First of all I would like to apology for the delay in response: yesterday I was going to bed when I saw this thread.

Also I would like to thank all forum members for their input in this thread.

The case is: the OP registered at Trada Casino and made two deposits (20 and 50 EUR). The first deposit was lost, then the OP made another deposit and managed to build the bankroll to €1381, mostly playing Blackjack Switch. After he submitted a withdrawal, his bets history was analysed, and it was found that he was was making bets which were impossible in casino client. For example, there are many bets where bet amounts are different for boxes #1 and #2 (as you know, in Blackjack Switch you have to make equal bets on two boxes).

Below is an example from the OP's bet history:



As you can see, two different bets were made on boxes #1 and #2, when they should have been equal. It gives players an advantage over the casino, because when they switch the cards - the better hand could be built for the bigger bet.

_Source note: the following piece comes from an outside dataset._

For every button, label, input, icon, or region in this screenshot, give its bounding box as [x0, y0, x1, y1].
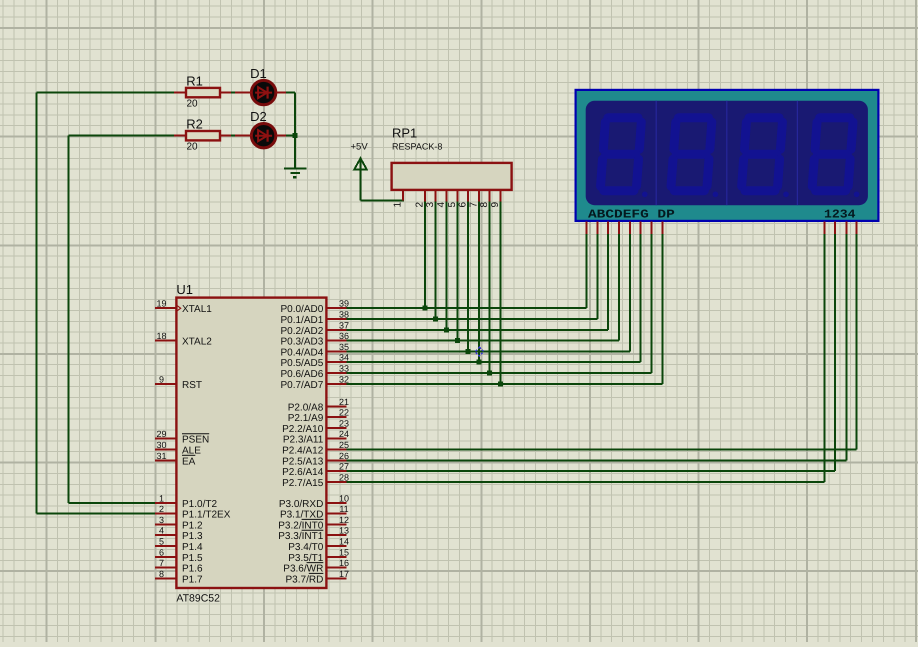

This makes sense, although the above is a poor illustration, since the player doesn't switch.

Let's say, for clarity, you had a bet of $999.99 on one spot, and $0.01 on the other. The $0.01 spot is clearly worthless, so basically what you end up with is no longer a game of balance, but a game where you effectively have the FREE choice to switch your second card out for another face-up card. The advantage is huge.

E.g.,

consider dealer 8 vs.

9,8 = 17, bet $500
t,t = 20, bet $500

We expect the 17 to lose (given a dealer 10, the most likely option), and the 20 to win (likewise).

If you switch, you end up with 19 and 18, the 18 is most likely to push and the 19 to win.

If the dealer had a 9, however, the switched 18 is probably a loser, and we DON'T switch in this case - we abandon our hand of 17 and stick with the good 20.

If however, your bets look like this:

Up card 8
9,8 = 17, bet $999.99
t,t = 20, bet $0.01

Then clearly you want to improve your 17 to a 19, you couldn't care less about the 1 cent hand, that's just there to provide good cards for the 17.

17 is a terrible hand in blackjack, whereas 19 is a very good one.

This isn't a question of circumventing bet limits so much as fundamentally changing the game being played. This changes the game from a complex game of balancing two hands with equal bets to a simple 'build the best 2-card hand using 3 cards'.